É claro que de vez em quando ainda vou para um bar ou uma balada e bebo. Mas reservo isso para ocasiões especiais e dificilmente bebo o tanto que eu bebia quando era mais novo.

Ah! Outra coisa que eu nunca fui de fazer, mas muita gente faz, é comprar bebida cara para impressionar os outros. É desperdício em dobro!

6. Coisas para impressionar

Aproveitando o que a gente estava falando, pare e reflita honestamente o tanto de coisas que você tem que não é genuinamente algo que de fato queria ou precisava, mas acabou comprando só porque é legal que os outros vejam que você tem.

Não precisa responder agora, vai pensando sobre isso nos próximos dias e se quiser, comente aqui o seu exemplo, que pode ajudar muita gente.

Eu mesmo posso dar vários exemplos:

  • Comprar o Applewatch, que é o relógio mais caro, só porque ele é quadradinho e todo mundo sabe que é caro só de "bater o olho";
  • A camiseta com a logomarca que todo mundo conhece;
  • O carro mais desejado, mesmo que você tenha que pagar o financiamento em mais de 50 parcelas;
  • Comprar a bebida importada ou ir ao bar caro da sua cidade só para tirar uma foto e postar no Instagram e todo mundo saber que você tinha dinheiro para estar lá.

Não é nenhum pecado comprar nada disso. Mas eu comecei a refletir o quanto eu gastava meu dinheiro para parecer rico para os outros, enquanto eu ficava cada vez mais pobre. E mudei!

7. Esvaziar o guarda-roupas

Essa não é exatamente uma dica de alguma coisa que parei de comprar, mas reflete em todos os hábitos que comentei até aqui.

Houve um dia que me deu um "estalo" e resolvi me livrar de tudo o que eu realmente não usava mais.

Comecei pelo meu guarda-roupas, separei todas as roupas que eu raramente usava e doei tudo. Dias depois, repeti o processo e encontrei ainda mais coisas que não tinha conseguido me desprender na primeira vez.

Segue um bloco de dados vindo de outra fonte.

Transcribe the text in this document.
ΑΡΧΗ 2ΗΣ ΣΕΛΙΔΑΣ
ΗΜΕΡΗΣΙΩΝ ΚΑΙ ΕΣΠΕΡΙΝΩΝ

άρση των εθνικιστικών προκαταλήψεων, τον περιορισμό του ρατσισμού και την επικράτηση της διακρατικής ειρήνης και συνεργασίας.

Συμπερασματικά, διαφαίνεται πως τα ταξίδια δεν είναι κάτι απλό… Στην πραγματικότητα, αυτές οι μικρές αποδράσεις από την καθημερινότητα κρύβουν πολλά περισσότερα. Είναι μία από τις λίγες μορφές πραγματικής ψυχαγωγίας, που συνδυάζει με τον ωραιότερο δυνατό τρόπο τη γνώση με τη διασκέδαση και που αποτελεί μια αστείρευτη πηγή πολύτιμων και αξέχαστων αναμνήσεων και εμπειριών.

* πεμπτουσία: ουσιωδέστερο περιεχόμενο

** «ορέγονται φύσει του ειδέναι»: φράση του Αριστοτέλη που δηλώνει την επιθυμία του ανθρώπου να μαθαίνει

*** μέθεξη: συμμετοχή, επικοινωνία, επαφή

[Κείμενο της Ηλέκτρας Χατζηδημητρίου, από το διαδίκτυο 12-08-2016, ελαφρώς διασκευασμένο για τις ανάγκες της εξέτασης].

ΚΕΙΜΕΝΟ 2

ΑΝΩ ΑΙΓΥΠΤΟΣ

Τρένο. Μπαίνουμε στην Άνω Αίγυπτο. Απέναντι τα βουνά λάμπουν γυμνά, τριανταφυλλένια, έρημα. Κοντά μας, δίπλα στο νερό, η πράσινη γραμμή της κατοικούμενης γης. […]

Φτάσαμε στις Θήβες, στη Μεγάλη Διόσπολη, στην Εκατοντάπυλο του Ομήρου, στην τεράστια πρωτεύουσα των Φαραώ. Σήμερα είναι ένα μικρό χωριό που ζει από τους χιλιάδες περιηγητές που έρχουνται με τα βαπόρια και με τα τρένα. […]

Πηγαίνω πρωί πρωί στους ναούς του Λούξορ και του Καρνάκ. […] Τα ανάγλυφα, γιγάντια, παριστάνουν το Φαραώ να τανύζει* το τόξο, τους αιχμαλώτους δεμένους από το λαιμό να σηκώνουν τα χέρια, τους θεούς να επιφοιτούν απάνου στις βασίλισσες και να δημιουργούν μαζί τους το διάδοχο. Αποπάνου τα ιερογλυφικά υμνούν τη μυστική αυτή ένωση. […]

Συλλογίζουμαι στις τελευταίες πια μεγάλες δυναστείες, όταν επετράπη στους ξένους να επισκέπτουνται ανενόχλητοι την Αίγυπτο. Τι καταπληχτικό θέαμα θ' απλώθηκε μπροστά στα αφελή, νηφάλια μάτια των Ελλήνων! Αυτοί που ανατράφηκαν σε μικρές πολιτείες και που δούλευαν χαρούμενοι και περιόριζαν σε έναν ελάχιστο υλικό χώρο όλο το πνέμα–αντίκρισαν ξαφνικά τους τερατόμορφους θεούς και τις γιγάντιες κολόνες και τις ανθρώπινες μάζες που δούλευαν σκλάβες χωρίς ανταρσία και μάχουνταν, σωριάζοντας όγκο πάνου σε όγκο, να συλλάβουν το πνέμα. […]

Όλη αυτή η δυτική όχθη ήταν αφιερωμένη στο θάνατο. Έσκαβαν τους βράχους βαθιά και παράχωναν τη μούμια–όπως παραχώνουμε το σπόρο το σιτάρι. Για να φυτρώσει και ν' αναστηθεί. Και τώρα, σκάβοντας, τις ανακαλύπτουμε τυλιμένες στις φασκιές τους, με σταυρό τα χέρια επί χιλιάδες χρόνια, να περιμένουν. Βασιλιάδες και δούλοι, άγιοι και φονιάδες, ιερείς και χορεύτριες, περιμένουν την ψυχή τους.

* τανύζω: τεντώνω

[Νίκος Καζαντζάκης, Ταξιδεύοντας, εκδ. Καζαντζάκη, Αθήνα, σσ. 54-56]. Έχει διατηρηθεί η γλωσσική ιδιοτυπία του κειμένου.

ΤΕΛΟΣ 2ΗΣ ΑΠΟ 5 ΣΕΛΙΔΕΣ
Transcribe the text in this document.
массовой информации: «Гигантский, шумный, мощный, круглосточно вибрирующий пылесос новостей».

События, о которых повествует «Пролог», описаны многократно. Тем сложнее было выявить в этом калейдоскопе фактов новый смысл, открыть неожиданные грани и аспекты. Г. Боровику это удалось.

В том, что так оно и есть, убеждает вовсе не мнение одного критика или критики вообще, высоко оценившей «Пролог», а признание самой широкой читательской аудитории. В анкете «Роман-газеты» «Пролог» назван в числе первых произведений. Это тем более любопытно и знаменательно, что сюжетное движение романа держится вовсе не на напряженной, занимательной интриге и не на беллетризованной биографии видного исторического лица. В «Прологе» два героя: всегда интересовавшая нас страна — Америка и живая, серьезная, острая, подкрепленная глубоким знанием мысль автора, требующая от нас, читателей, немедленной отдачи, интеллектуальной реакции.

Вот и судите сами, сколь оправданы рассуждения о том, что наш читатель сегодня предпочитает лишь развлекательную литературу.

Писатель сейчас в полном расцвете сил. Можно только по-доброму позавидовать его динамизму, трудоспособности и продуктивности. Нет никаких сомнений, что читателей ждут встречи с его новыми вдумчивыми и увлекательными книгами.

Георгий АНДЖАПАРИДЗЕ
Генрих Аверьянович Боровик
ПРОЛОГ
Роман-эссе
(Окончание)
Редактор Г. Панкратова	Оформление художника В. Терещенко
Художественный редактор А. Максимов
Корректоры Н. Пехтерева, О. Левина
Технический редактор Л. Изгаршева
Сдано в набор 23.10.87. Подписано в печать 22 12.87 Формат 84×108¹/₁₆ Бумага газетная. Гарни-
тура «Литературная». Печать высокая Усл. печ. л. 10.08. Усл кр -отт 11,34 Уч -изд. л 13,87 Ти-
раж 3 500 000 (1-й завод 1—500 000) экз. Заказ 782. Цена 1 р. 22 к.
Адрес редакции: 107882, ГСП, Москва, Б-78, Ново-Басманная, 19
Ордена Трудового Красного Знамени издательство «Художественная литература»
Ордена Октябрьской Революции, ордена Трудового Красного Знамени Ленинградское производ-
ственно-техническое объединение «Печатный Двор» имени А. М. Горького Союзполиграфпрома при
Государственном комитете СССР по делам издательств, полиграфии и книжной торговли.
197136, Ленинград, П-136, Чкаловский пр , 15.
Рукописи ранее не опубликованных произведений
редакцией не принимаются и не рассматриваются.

Se parar para pensar, você pode ter dez pares de sapato e 20 camisetas, mas acaba usando os mesmos dois tênis de sempre e as quatro ou cinco camisetas que mais gosta.

E fui fazendo isso para a minha casa inteira. Passando por eletrodomésticos que não usava, livros que nunca li e coisas que nem eram minhas, mas havia pegado emprestado (essas, devolvi para os donos; não as doei).

Resumo da história: agora, sei exatamente tudo o que tenho, pois são justamente as coisas que uso, e sei quando preciso de uma camiseta nova porque uma velha já não dá mais para usar.

Não existe mais a situação de eu passar em frente a uma loja e acabar comprando uma roupa por imaginar que precise de uma. Agora, eu tenho controle do que eu preciso porque sei tudo o que possuo e a hora de comprar coisa nova.

E, de quebra, a vida fica muito mais ágil. Vai por mim: quanto mais bagunça e "entulho" você acumula em sua vida, menos prática ela fica.

Curiosidade: o que eu faço com o dinheiro economizado?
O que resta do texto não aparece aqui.